Atalay: 7 milyar liralık aç var
Yerel yönetimlere aktarılan kaynağın da bu süreçte artırıldığını dile getiren İçişleri Bakanı Beşir Atalay, 2002'de merkezi bütçeden belediyelere aktarılan kaynağın 4,7 milyar lira olduğunu, 2008'de 15,8 milyar lirayı bulduğunu ifade etti.
Çok ciddi bir artış yaşandığını, ancak ihtiyaçların da fazla olduğunu belirten Atalay, belediyelere kaynak aktarımında daha önce esas alınan tek kriterin nüfus olduğunu, burada da gelişmişlik endeksi kriterini getirerek kaynak dağılımının daha sağlıklı gerçekleşmesini sağladıklarını anlattı.
Atalay, yerel yönetimlerin mali yapısıyla ilgili bilgi verirken de 2008 yılı bütçe gelirleri toplamının yaklaşık 39 milyar lira, harcamaların ise 46 milyar lira olduğunu ifade ederek, oluşan 7 milyar liralık açığa dikkati çekti. Bunun ciddi bir açık olduğunu belirterek, bakanlığa gelen kredi talepleri ve belediye başkanlarıyla yapılan görüşmelerden edinilen intibayla bu açığın da artma eğilimi bulunduğunu söyledi.

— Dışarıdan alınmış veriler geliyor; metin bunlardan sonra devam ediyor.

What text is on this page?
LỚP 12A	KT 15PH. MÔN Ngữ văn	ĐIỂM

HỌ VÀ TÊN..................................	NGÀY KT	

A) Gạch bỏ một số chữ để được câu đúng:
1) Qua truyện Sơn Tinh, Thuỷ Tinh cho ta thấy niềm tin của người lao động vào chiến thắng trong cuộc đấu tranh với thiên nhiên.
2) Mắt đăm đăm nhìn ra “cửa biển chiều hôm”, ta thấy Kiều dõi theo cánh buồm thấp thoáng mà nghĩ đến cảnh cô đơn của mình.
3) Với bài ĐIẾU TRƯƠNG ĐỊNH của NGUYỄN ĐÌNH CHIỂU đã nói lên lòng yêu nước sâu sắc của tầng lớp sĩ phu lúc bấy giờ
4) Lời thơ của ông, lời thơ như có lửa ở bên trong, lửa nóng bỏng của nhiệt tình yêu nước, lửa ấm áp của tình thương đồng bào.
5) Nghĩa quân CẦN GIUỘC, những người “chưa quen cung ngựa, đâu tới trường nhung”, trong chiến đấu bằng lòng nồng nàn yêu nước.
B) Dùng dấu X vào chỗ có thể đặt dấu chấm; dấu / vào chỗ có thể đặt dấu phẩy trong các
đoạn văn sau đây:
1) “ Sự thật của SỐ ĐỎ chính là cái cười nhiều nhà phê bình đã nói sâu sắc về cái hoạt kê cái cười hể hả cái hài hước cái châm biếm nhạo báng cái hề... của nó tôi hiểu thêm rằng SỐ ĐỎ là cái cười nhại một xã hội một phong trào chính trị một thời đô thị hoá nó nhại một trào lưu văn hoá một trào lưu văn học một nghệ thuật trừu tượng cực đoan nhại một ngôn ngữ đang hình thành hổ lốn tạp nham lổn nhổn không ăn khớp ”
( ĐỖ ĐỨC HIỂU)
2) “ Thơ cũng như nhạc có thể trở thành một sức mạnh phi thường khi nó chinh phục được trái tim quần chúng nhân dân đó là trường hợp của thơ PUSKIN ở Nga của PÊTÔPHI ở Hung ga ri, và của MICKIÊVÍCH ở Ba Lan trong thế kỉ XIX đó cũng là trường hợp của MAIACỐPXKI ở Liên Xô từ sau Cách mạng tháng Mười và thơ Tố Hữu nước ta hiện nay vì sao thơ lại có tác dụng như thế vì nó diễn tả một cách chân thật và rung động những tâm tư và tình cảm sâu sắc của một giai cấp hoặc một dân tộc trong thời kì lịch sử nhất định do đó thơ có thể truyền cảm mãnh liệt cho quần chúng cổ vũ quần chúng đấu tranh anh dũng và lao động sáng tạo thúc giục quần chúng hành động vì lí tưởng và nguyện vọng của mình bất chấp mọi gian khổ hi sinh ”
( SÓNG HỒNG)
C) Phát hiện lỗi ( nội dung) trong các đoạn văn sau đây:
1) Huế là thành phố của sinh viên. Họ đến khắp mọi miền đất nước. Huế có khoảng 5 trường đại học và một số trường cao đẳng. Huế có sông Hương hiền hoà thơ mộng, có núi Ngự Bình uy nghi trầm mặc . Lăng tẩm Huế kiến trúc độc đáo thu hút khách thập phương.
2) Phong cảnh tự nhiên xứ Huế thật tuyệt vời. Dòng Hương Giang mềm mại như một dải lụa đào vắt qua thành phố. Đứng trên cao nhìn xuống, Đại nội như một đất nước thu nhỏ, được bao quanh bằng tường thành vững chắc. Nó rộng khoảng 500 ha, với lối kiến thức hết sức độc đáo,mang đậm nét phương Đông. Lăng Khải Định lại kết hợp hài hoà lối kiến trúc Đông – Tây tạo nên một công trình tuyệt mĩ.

Belediyelerin, il özel idarelerinin daha çok hizmet üretmek istediklerini, daha fazla sorumlulukları bulunduğunu, vatandaş beklentisinde de artış olduğunu belirten Atalay, kaynaklar da ise yetersizlik hissedildiğini kaydetti.
Belediyelerin, denk bütçe ilkesine özen göstermelerini isteyen Atalay, denk bütçe ilkesi çerçevesinde sağlıklı bir yapı kurulabilmesi açısından belediye başkanlarının cari giderleri kontrol altına almasını ve gereksiz personel istihdamından kaçınmasını "zorunlu" gördüğünü söyledi.
Beşir Atalay, yerel yönetimlerin toplam gelirleri içinde öz gelirleri oranının yeterli düzeyde olmamasının da sıkıntılı bir durum oluşturduğunu, gelirin yaklaşık yüzde 50'sinin merkezi bütçeden geldiğini ifade ederek, bugünkü forumda bu konunun ele alınacağını, imtiyaz sözleşmesi, yönetimler arası işbirliği gibi alternatif finans modelleri üzerinde konuşulacağını kaydetti.